Sometimes, there’s an invisibility to hard times. A few months after his interview with Springsteen, I heard Jon Stewart question why people don’t write songs about things like the economic collapse (I’m paraphrasing here because I can’t find the exact episode – but can you tell that I watch The Daily Show compulsively?) I remember thinking, “Well, actually, lots of people write those songs, but they just tend not to be folks with major label deals who get played a lot on the radio. For songs about hard times, you have to look to independent musicians, people who are experiencing hard times, or who have experienced them recently enough to remember what they feel like. (One song that immediately leaps to my mind is “Woebetide the Doer of the Deed” by Old Man Luedecke, a no-holds-barred response to the actions that led to the current economic situation, released on his amazing album, My Hands are on Fire and Other Love Songs in the spring of 2010.)

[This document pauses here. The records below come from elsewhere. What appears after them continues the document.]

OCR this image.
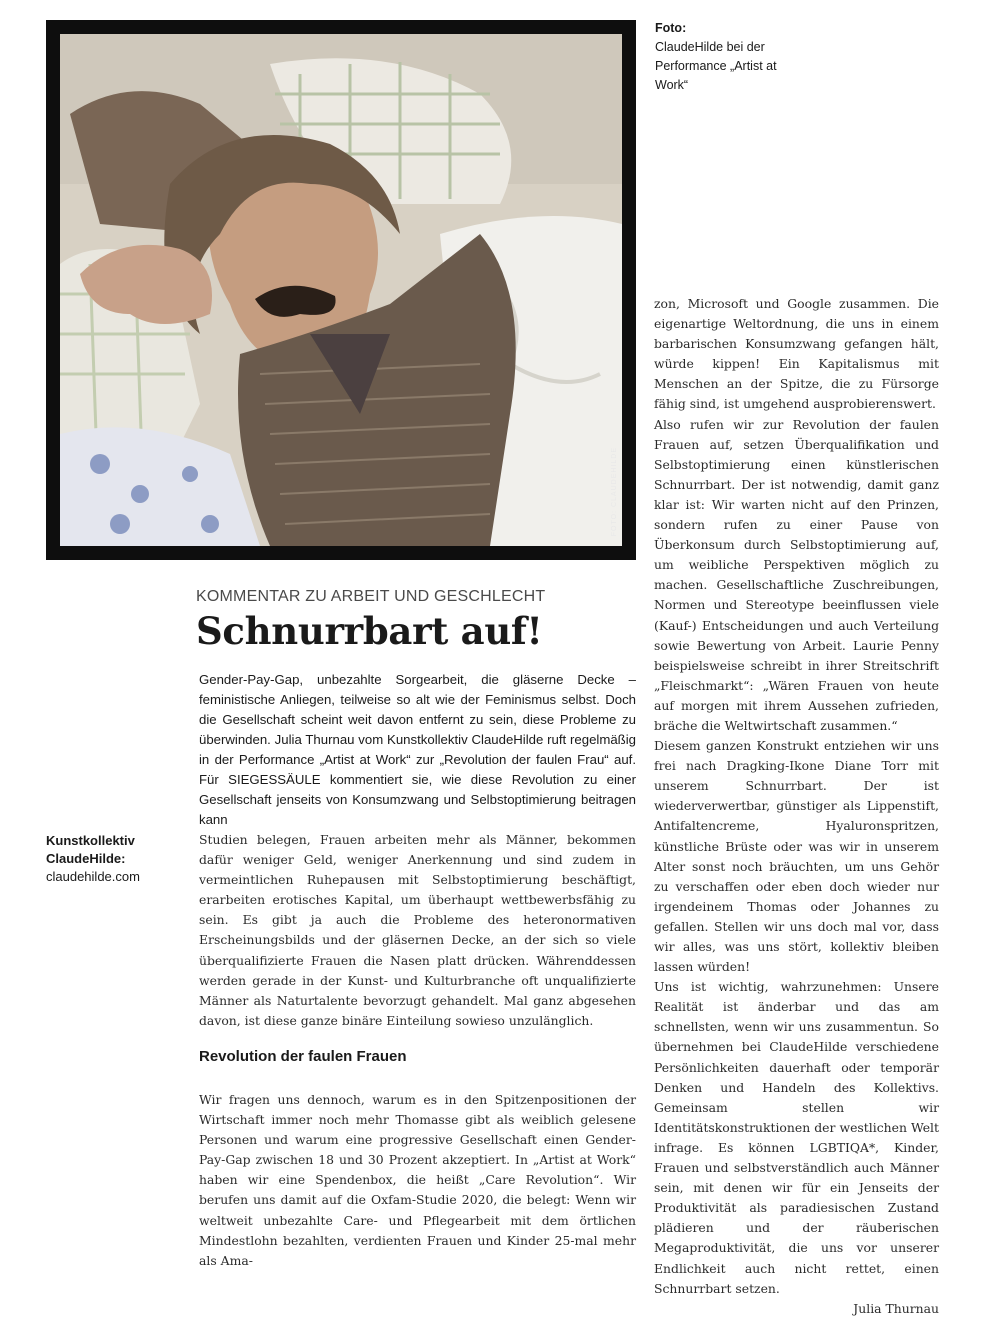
FOTO: CLAUDEHILDE
Foto:
ClaudeHilde bei der Performance „Artist at Work“
KOMMENTAR ZU ARBEIT UND GESCHLECHT
Schnurrbart auf!

Gender-Pay-Gap, unbezahlte Sorgearbeit, die gläserne Decke – feministische Anliegen, teilweise so alt wie der Feminismus selbst. Doch die Gesellschaft scheint weit davon entfernt zu sein, diese Probleme zu überwinden. Julia Thurnau vom Kunstkollektiv ClaudeHilde ruft regelmäßig in der Performance „Artist at Work“ zur „Revolution der faulen Frau“ auf. Für SIEGESSÄULE kommentiert sie, wie diese Revolution zu einer Gesellschaft jenseits von Konsumzwang und Selbstoptimierung beitragen kann

Kunstkollektiv
ClaudeHilde:
claudehilde.com

Studien belegen, Frauen arbeiten mehr als Männer, bekommen dafür weniger Geld, weniger Anerkennung und sind zudem in vermeintlichen Ruhepausen mit Selbstoptimierung beschäftigt, erarbeiten erotisches Kapital, um überhaupt wettbewerbsfähig zu sein. Es gibt ja auch die Probleme des heteronormativen Erscheinungsbilds und der gläsernen Decke, an der sich so viele überqualifizierte Frauen die Nasen platt drücken. Währenddessen werden gerade in der Kunst- und Kulturbranche oft unqualifizierte Männer als Naturtalente bevorzugt gehandelt. Mal ganz abgesehen davon, ist diese ganze binäre Einteilung sowieso unzulänglich.

Revolution der faulen Frauen

Wir fragen uns dennoch, warum es in den Spitzenpositionen der Wirtschaft immer noch mehr Thomasse gibt als weiblich gelesene Personen und warum eine progressive Gesellschaft einen Gender-Pay-Gap zwischen 18 und 30 Prozent akzeptiert. In „Artist at Work“ haben wir eine Spendenbox, die heißt „Care Revolution“. Wir berufen uns damit auf die Oxfam-Studie 2020, die belegt: Wenn wir weltweit unbezahlte Care- und Pflegearbeit mit dem örtlichen Mindestlohn bezahlten, verdienten Frauen und Kinder 25-mal mehr als Ama-

zon, Microsoft und Google zusammen. Die eigenartige Weltordnung, die uns in einem barbarischen Konsumzwang gefangen hält, würde kippen! Ein Kapitalismus mit Menschen an der Spitze, die zu Fürsorge fähig sind, ist umgehend ausprobierenswert.

Also rufen wir zur Revolution der faulen Frauen auf, setzen Überqualifikation und Selbstoptimierung einen künstlerischen Schnurrbart. Der ist notwendig, damit ganz klar ist: Wir warten nicht auf den Prinzen, sondern rufen zu einer Pause von Überkonsum durch Selbstoptimierung auf, um weibliche Perspektiven möglich zu machen. Gesellschaftliche Zuschreibungen, Normen und Stereotype beeinflussen viele (Kauf-) Entscheidungen und auch Verteilung sowie Bewertung von Arbeit. Laurie Penny beispielsweise schreibt in ihrer Streitschrift „Fleischmarkt“: „Wären Frauen von heute auf morgen mit ihrem Aussehen zufrieden, bräche die Weltwirtschaft zusammen.“

Diesem ganzen Konstrukt entziehen wir uns frei nach Dragking-Ikone Diane Torr mit unserem Schnurrbart. Der ist wiederverwertbar, günstiger als Lippenstift, Antifaltencreme, Hyaluronspritzen, künstliche Brüste oder was wir in unserem Alter sonst noch bräuchten, um uns Gehör zu verschaffen oder eben doch wieder nur irgendeinem Thomas oder Johannes zu gefallen. Stellen wir uns doch mal vor, dass wir alles, was uns stört, kollektiv bleiben lassen würden!

Uns ist wichtig, wahrzunehmen: Unsere Realität ist änderbar und das am schnellsten, wenn wir uns zusammentun. So übernehmen bei ClaudeHilde verschiedene Persönlichkeiten dauerhaft oder temporär Denken und Handeln des Kollektivs. Gemeinsam stellen wir Identitätskonstruktionen der westlichen Welt infrage. Es können LGBTIQA*, Kinder, Frauen und selbstverständlich auch Männer sein, mit denen wir für ein Jenseits der Produktivität als paradiesischen Zustand plädieren und der räuberischen Megaproduktivität, die uns vor unserer Endlichkeit auch nicht rettet, einen Schnurrbart setzen.

Julia Thurnau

Since I feel deeply connected with my own struggles around work, financial survival and urban living, when The Boss’s lightening bolt hit me, I leapt at the opportunity to create an album that focuses on these topics. I hope The Day the Money Run Out will provoke new insights into the economic and cultural situation we find ourselves in. And I figure a little toe-tapping, a few laughs and couple of lullabies can’t hurt matters, either. Maybe Human Resources Blues will help take the sting out of being downsized for you or someone you love. Maybe John Doe will inspire you to lend a hand to a fellow-traveler along the way. Maybe Rest With Me Tonight will lull you to sleep after a difficult and anxious day. I certainly hope so.